家に帰ってとあるドラマの再放送を見たあと宿題と夕食の準備をしようと思い、そこらへんのチンピラに絡まれないよう足早に学校を出ようとした………
「俺、先輩やでー。ちょっと酷すぎん?」
『すまん』
らチンピラではなく変なことを言う丸眼鏡に絡まれた。
「しっかし美脚なうえにドSとかえいわぁ。なぁ、君テニス部のマネージャーせん?俺、君にやったら踏みにじられても大丈夫。寧ろして欲しい」
『黙れ変態』
あ、また言ってしまった。
なんなんだこいつは、キモチワルイと言うか関わりたくないと言うか。
苦手だな
さっきこの変態はテニス部のマネージャーとかなんとか言っていたな。
テニス部と言えば別名ホスト部とか何とか言われてた気が。
こんなのがテニス部改めホスト部にいるとは…………ホスト部も大したことないな。(ひどい)
「笑った顔も可愛いで。ほな、テニス部行こか」
ガシッと腕を掴まれ、引っ張られる。
『は、離せ!』
「ええから、ええから」
ズルズルと引きずられるように連れて行かれたのはテニス部の部室。
「景ちゃーん、可愛い子ちゃん連れてきたd」
「おいてめぇ、遅れてきて何だと!?」
部室に入った瞬間蹴られる丸眼鏡。
「痛いわぁ」
『うおっ』
「ああーん?」
『あ?』
丸眼鏡を蹴ったやつ。
泣きぼくろがある。
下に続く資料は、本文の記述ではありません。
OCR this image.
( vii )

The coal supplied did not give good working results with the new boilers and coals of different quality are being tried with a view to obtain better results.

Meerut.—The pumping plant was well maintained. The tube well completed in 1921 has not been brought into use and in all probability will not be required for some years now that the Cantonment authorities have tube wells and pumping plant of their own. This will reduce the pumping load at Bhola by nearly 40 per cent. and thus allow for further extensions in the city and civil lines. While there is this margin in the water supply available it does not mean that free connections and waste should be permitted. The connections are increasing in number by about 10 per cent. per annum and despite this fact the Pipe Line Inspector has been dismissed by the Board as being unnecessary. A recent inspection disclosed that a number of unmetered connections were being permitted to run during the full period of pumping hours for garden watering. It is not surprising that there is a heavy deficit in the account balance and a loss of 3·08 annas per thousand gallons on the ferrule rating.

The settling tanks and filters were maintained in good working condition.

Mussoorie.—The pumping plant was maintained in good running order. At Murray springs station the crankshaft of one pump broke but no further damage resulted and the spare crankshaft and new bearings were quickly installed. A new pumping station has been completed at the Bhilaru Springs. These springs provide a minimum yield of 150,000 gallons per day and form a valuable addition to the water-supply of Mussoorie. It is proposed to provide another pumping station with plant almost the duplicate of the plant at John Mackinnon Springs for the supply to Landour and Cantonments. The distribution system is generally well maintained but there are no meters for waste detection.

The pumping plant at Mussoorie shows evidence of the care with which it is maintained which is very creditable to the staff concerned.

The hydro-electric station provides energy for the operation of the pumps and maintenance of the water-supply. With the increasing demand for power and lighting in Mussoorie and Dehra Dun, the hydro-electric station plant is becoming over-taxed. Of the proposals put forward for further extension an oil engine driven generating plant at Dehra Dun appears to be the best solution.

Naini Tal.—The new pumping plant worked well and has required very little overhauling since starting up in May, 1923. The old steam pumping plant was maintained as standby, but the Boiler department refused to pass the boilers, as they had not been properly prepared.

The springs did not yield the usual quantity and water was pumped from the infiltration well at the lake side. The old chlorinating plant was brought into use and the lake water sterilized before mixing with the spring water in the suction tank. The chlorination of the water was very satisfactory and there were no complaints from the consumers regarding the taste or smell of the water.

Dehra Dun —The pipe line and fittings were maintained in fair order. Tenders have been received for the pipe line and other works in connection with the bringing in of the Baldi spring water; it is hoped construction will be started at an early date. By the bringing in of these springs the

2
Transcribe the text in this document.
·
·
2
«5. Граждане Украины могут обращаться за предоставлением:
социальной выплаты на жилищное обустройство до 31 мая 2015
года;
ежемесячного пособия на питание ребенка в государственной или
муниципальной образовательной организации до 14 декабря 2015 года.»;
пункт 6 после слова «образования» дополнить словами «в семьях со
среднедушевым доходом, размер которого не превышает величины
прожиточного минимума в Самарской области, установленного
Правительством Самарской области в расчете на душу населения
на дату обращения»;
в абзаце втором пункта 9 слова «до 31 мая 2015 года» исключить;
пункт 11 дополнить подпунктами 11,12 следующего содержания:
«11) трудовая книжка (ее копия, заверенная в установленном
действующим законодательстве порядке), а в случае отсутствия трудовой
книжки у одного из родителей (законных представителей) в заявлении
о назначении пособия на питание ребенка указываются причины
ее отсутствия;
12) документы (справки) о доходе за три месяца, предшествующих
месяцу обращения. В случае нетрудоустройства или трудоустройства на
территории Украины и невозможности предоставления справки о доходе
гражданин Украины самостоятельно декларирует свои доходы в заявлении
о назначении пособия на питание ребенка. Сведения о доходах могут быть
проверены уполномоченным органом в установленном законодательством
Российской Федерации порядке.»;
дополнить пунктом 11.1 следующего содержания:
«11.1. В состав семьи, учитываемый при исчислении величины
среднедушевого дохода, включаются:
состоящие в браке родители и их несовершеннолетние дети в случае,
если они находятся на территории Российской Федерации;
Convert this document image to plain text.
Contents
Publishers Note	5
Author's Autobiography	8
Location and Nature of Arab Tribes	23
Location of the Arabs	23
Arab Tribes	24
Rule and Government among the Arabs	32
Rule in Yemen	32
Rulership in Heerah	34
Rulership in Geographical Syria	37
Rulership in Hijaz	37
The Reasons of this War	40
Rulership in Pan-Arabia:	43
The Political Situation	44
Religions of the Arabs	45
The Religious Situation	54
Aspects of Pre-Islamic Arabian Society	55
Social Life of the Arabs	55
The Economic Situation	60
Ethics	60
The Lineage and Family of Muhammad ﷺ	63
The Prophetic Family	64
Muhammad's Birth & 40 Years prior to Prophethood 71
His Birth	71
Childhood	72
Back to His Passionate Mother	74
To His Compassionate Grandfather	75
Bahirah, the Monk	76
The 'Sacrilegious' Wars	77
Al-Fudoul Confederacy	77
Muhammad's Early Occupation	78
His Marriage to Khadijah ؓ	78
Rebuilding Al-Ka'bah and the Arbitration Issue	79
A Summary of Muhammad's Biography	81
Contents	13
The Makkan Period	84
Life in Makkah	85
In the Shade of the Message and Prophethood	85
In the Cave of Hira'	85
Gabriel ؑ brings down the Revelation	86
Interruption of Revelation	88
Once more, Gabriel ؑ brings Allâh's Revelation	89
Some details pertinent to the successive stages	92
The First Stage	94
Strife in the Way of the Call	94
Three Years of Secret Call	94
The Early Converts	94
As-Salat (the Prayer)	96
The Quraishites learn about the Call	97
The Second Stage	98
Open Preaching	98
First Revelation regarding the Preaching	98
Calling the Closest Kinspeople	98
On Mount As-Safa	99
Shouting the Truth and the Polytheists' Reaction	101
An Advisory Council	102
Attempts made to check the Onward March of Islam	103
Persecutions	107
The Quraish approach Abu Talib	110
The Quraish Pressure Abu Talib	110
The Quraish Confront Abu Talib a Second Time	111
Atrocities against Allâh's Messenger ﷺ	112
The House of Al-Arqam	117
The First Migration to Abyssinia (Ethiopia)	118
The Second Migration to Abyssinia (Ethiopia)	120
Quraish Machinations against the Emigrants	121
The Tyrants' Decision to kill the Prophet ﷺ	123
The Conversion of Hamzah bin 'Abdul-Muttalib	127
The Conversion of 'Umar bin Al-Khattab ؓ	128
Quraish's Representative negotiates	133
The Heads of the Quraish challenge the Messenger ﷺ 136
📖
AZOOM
なんかどこかで見たことあるような…………
『ああ、生徒会長』
「なんだてめぇ」
『そこでのびてる丸眼鏡に無理矢理連れてこられたんだが、帰っていいか?今日はちょっと見たいドラマがあるんだ』
そうだ、今日は大好きなミトコウモンの再放送があるんだ。
ただでさえ、この丸眼鏡に時間を奪われているんだ。走って帰らねば間に合わない。だから早く解放して欲しい。
「ふーん、よく見たら可愛いじゃねえの」
『……は?』
「何よりこの俺様にタメ口とはな。目付きがいいな、お前テニス部のマネージャーになれ」
『嫌だ。私は放課後(ミトコウモンの再放送で)忙しいんだ。あと目付きは生まれつきだ』
「そう言うんじゃねえよ」
そう言って生徒会長は私の顎に手を添える。
その時。
ガチャリ
「只今戻りまし…た」
「おい長太郎。なに急に止まってんだよ…って跡部何してんだ?」
見知らぬ帽子を被った男子と口をぱくぱくさせている鳳。
『あ、鳳…』
「鳳、知り合いか?」
「あ、跡部さん…な、なにやって…」
「何って、見ての通りだが?」
生徒会長がそう言うと不審な動きをし始めた。
『お、おい鳳大丈夫……』
大丈夫なのかと聞こうとしたとき、ぱちんっという音がして気がついたら生徒会長から引き離され鳳に抱きすくめられていた。
「あああ跡部さんでも駄目です!」
『「は?」』
なんで私は、こいつに抱きしめられているんだろう。
そしてドキドキうるさい。
「鳳、お前何勘違いしてやがる!?」
『…………』
「だだだって跡部さんが野宮さんに…」
『…………鳳、悪いがそろそろ』
「あ、ごめんね野宮さ…」
『いや、いい。気にするな』
「あれ、どうしたの涙目だし顔も真っ赤だけど…」
『!』
鳳に言われて初めて気がつく。さっきより心臓がうるさい。
とりあえず、この場から逃げよう。
そして落ち着こう。
「うわっ」
鳳を押し退けて、出口に走る。その時床に転がる丸眼鏡を踏んでしまった気がする。
そのまま、部室から飛び出し家まで信号以外止まらず帰った。
動悸の正体
(鳳のせいだ…)
なんだこれ
鳳くんが跡部さんの手を平手で叩いて主人公を救助しました。